Au Maghreb, les partis issus des Frères musulmans ont joué un rôle de tampon pour amortir le choc avec l’islamisme radical. Leur modération n’a cependant pas suffi pour freiner leur déclin, qui s’est fortement accéléré en 2021
De gauche à droite : le Libyen Fayez al-Sarraj, le Tunisien Rached Ghannouchi, l'Algérien Abderrezak Makri et le Marocain Saâdeddine el-Othmani (MEE/Mohamad Elaasar)
De gauche à droite : le Libyen Fayez al-Sarraj, le Tunisien Rached Ghannouchi, l'Algérien Abderrezak Makri et le Marocain Saâdeddine el-Othmani (MEE/Mohamad Elaasar)

Dans la nébuleuse islamiste, les partis issus de la mouvance des Frères musulmans semblaient les mieux placés pour accéder au pouvoir par les urnes.

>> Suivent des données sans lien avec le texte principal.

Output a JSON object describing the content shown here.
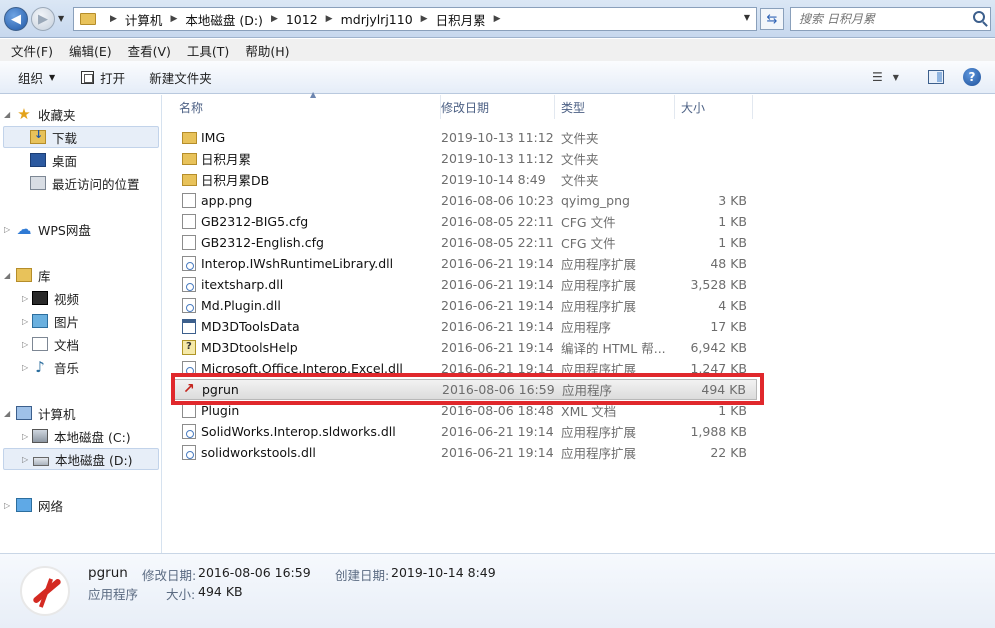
{
  "address": {
    "crumbs": [
      "计算机",
      "本地磁盘 (D:)",
      "1012",
      "mdrjylrj110",
      "日积月累"
    ],
    "search_placeholder": "搜索 日积月累"
  },
  "menu": [
    "文件(F)",
    "编辑(E)",
    "查看(V)",
    "工具(T)",
    "帮助(H)"
  ],
  "commands": {
    "organize": "组织",
    "open": "打开",
    "new_folder": "新建文件夹"
  },
  "sidebar": {
    "favorites": "收藏夹",
    "downloads": "下载",
    "desktop": "桌面",
    "recent": "最近访问的位置",
    "wps": "WPS网盘",
    "libraries": "库",
    "videos": "视频",
    "pictures": "图片",
    "documents": "文档",
    "music": "音乐",
    "computer": "计算机",
    "drive_c": "本地磁盘 (C:)",
    "drive_d": "本地磁盘 (D:)",
    "network": "网络"
  },
  "columns": {
    "name": "名称",
    "date": "修改日期",
    "type": "类型",
    "size": "大小"
  },
  "files": [
    {
      "name": "IMG",
      "date": "2019-10-13 11:12",
      "type": "文件夹",
      "size": "",
      "icon": "folder"
    },
    {
      "name": "日积月累",
      "date": "2019-10-13 11:12",
      "type": "文件夹",
      "size": "",
      "icon": "folder"
    },
    {
      "name": "日积月累DB",
      "date": "2019-10-14 8:49",
      "type": "文件夹",
      "size": "",
      "icon": "folder"
    },
    {
      "name": "app.png",
      "date": "2016-08-06 10:23",
      "type": "qyimg_png",
      "size": "3 KB",
      "icon": "file"
    },
    {
      "name": "GB2312-BIG5.cfg",
      "date": "2016-08-05 22:11",
      "type": "CFG 文件",
      "size": "1 KB",
      "icon": "file"
    },
    {
      "name": "GB2312-English.cfg",
      "date": "2016-08-05 22:11",
      "type": "CFG 文件",
      "size": "1 KB",
      "icon": "file"
    },
    {
      "name": "Interop.IWshRuntimeLibrary.dll",
      "date": "2016-06-21 19:14",
      "type": "应用程序扩展",
      "size": "48 KB",
      "icon": "dll"
    },
    {
      "name": "itextsharp.dll",
      "date": "2016-06-21 19:14",
      "type": "应用程序扩展",
      "size": "3,528 KB",
      "icon": "dll"
    },
    {
      "name": "Md.Plugin.dll",
      "date": "2016-06-21 19:14",
      "type": "应用程序扩展",
      "size": "4 KB",
      "icon": "dll"
    },
    {
      "name": "MD3DToolsData",
      "date": "2016-06-21 19:14",
      "type": "应用程序",
      "size": "17 KB",
      "icon": "app"
    },
    {
      "name": "MD3DtoolsHelp",
      "date": "2016-06-21 19:14",
      "type": "编译的 HTML 帮...",
      "size": "6,942 KB",
      "icon": "help"
    },
    {
      "name": "Microsoft.Office.Interop.Excel.dll",
      "date": "2016-06-21 19:14",
      "type": "应用程序扩展",
      "size": "1,247 KB",
      "icon": "dll"
    },
    {
      "name": "pgrun",
      "date": "2016-08-06 16:59",
      "type": "应用程序",
      "size": "494 KB",
      "icon": "pg"
    },
    {
      "name": "Plugin",
      "date": "2016-08-06 18:48",
      "type": "XML 文档",
      "size": "1 KB",
      "icon": "file"
    },
    {
      "name": "SolidWorks.Interop.sldworks.dll",
      "date": "2016-06-21 19:14",
      "type": "应用程序扩展",
      "size": "1,988 KB",
      "icon": "dll"
    },
    {
      "name": "solidworkstools.dll",
      "date": "2016-06-21 19:14",
      "type": "应用程序扩展",
      "size": "22 KB",
      "icon": "dll"
    }
  ],
  "details": {
    "name": "pgrun",
    "type": "应用程序",
    "modified_label": "修改日期:",
    "modified_value": "2016-08-06 16:59",
    "created_label": "创建日期:",
    "created_value": "2019-10-14 8:49",
    "size_label": "大小:",
    "size_value": "494 KB"
  }
}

Avec leur discours modéré, ils paraissaient aussi les plus aptes à gouverner en respectant un tant soi peu certaines normes modernes, comme l’accès au pouvoir par les urnes, la séparation des pouvoirs, l’indépendance de la justice, la liberté de la presse et l’alternance au pouvoir.

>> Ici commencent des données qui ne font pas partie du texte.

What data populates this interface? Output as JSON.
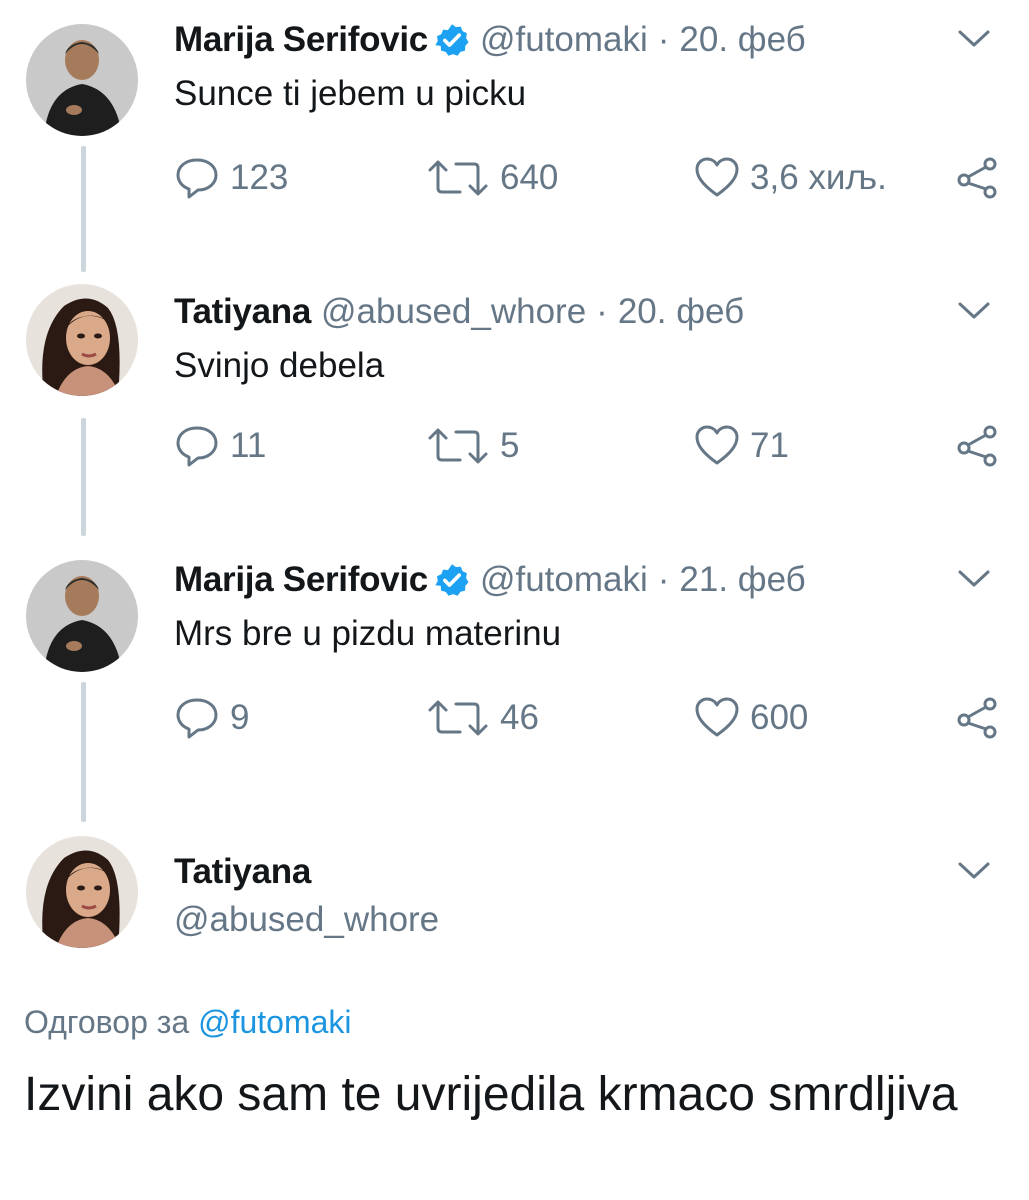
{
  "tweets": [
    {
      "name": "Marija Serifovic",
      "verified": true,
      "handle": "@futomaki",
      "separator": "·",
      "date": "20. феб",
      "text": "Sunce ti jebem u picku",
      "replies": "123",
      "retweets": "640",
      "likes": "3,6 хиљ."
    },
    {
      "name": "Tatiyana",
      "verified": false,
      "handle": "@abused_whore",
      "separator": "·",
      "date": "20. феб",
      "text": "Svinjo debela",
      "replies": "11",
      "retweets": "5",
      "likes": "71"
    },
    {
      "name": "Marija Serifovic",
      "verified": true,
      "handle": "@futomaki",
      "separator": "·",
      "date": "21. феб",
      "text": "Mrs bre u pizdu materinu",
      "replies": "9",
      "retweets": "46",
      "likes": "600"
    }
  ],
  "final_tweet": {
    "name": "Tatiyana",
    "handle": "@abused_whore",
    "reply_prefix": "Одговор за",
    "reply_mention": "@futomaki",
    "text": "Izvini ako sam te uvrijedila krmaco smrdljiva"
  },
  "icons": {
    "reply": "reply-bubble-icon",
    "retweet": "retweet-icon",
    "like": "heart-icon",
    "share": "share-icon",
    "menu": "chevron-down-icon",
    "verified": "verified-badge-icon"
  },
  "colors": {
    "text": "#14171a",
    "secondary": "#657786",
    "link": "#1b95e0",
    "verified": "#1da1f2",
    "thread_line": "#ccd6dd"
  }
}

L’AKP, parti de Recep Tayyip Erdoğan en Turquie, et Ennahdha, parti de Rached Ghannouchi en Tunisie, se sont ainsi imposés comme la première force électorale dans ces pays, à l’issue de scrutins considérés comme réguliers.

Mohamed Morsi, candidat du Parti de la liberté et de la justice en Égypte, avait lui aussi réussi à accéder à la magistrature suprême à l’issue d’élections libres, avant d’être renversé par l’armée, pour finalement mourir en prison, laissant sa mouvance face à une répression féroce imposée par le nouveau maître du pays, le maréchal Abdel Fattah al-Sissi.

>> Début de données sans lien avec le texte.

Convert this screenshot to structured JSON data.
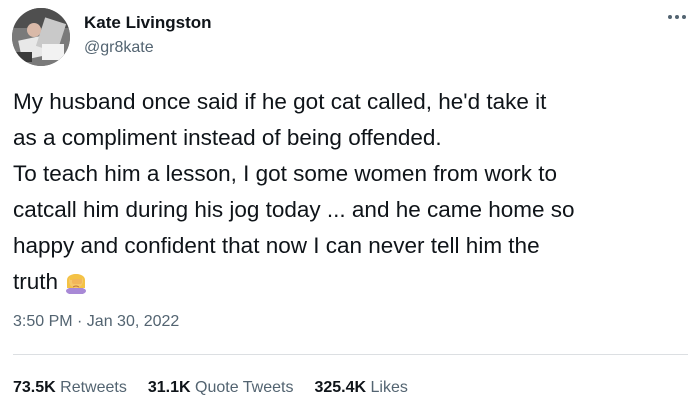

Mais les choses semblent avoir profondément changé en 2021, et seul le président turc Erdoğan continue à surfer sur une vague populiste, alors que partout ailleurs, le reflux est net.

Maroc : la chute précipitée du PJD

Conférence de presse du PJD pour annoncer la démission de son président Saâdeddine el-Othmani et des membres du secrétariat général, le 9 septembre 2021 à Rabat (AFP/Fadel Senna)
Conférence de presse du PJD pour annoncer la démission de son président Saâdeddine el-Othmani et des membres du secrétariat général, le 9 septembre 2021 à Rabat (AFP/Fadel Senna)

L’échec le plus spectaculaire a été enregistré au Maroc où, à la faveur des élections législatives du 8 septembre, le Parti de la justice et du développement (PJD), au gouvernement depuis une décennie, a subi un revers d’une ampleur inégalée.

Après avoir été le premier parti au Parlement pendant une longue période, il n’a remporté qu’un dixième des sièges obtenus lors de la précédente législature, 13 contre 125.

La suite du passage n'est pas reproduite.